ULTRABODY è una mostra tematica che racconta attraverso gli oggetti di come il corpo abbia influenzato la produzione artistica legata al design, alla moda, all’arredamento passando per l’architettura e le arti applicate.

La prima sezione ci accompagna fra le opere storiche, le forchette di Munari, i cavatappi-autoritratto di Mendini per Alessi, la poltrona Nemo di Fabio Novembre per cui si è scatenato in me un amore violento.

Assecondare il corpo si interessa invece al rapporto tra forma e funzione: bicchieri per bere e fumare contemporaneamente, guanti-gioielli e anelli-segnalibro.

L’ultima sezione chiude il cerchio alla perfezione. Sperimentazione forte, azzardata, geniale e anche divertente (quando leggo “non sono un architetto sono un drago” con relativa spiegazione scoppio a ridere sonoramente suscitando i rimproveri della guardia che già quattro me ne aveva dette riguardo al “non sdraiarti per terra a fare le foto sei vestita di nero la gente inciampa”)
materassi-crocifisso, caschi-monitor, i gioielli-tortura di Himme van der Haak e un copricapo di Inez van Harpen (quella di bjork e Lady Gaga per capirci).

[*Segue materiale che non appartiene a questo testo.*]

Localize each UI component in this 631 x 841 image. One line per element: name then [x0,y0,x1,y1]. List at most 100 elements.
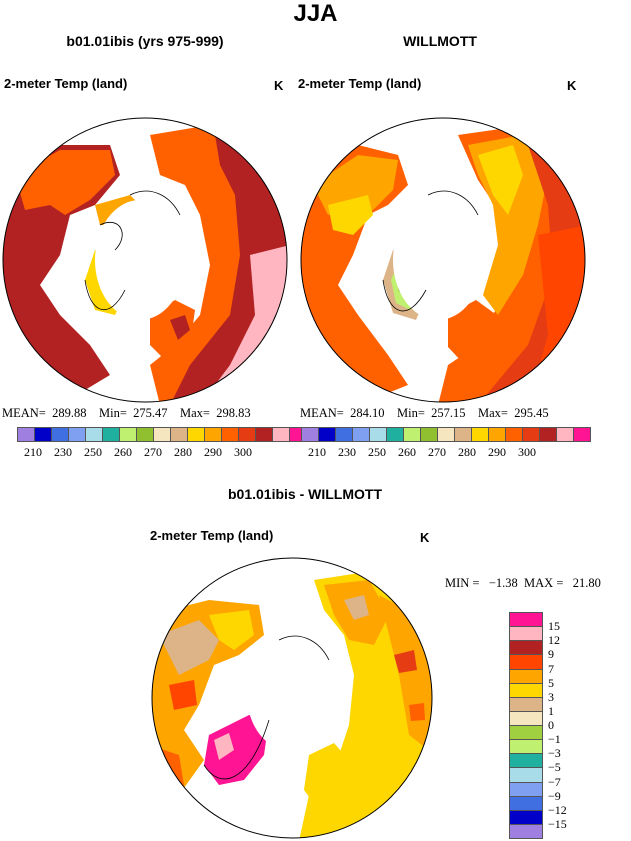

Infine la maschera di Didier Fiuza Faustino che si interpone fra il bacio che ci ha condotti qui.

Mi piace quando i cerchi si chiudono.

Ci fotografiamo fra le luci blu dell’installazione Pegeot che chiude il percorso invitantoci ad ascoltare il nostro corpo. Penso che sono belli i corpi che mi passano davanti sotto le luci.

Uscendo prendo un comunicato stampa. La prossima volta che qualcuno mi domanderà perchè sono ossessionata dai corpi glielo mostrerò.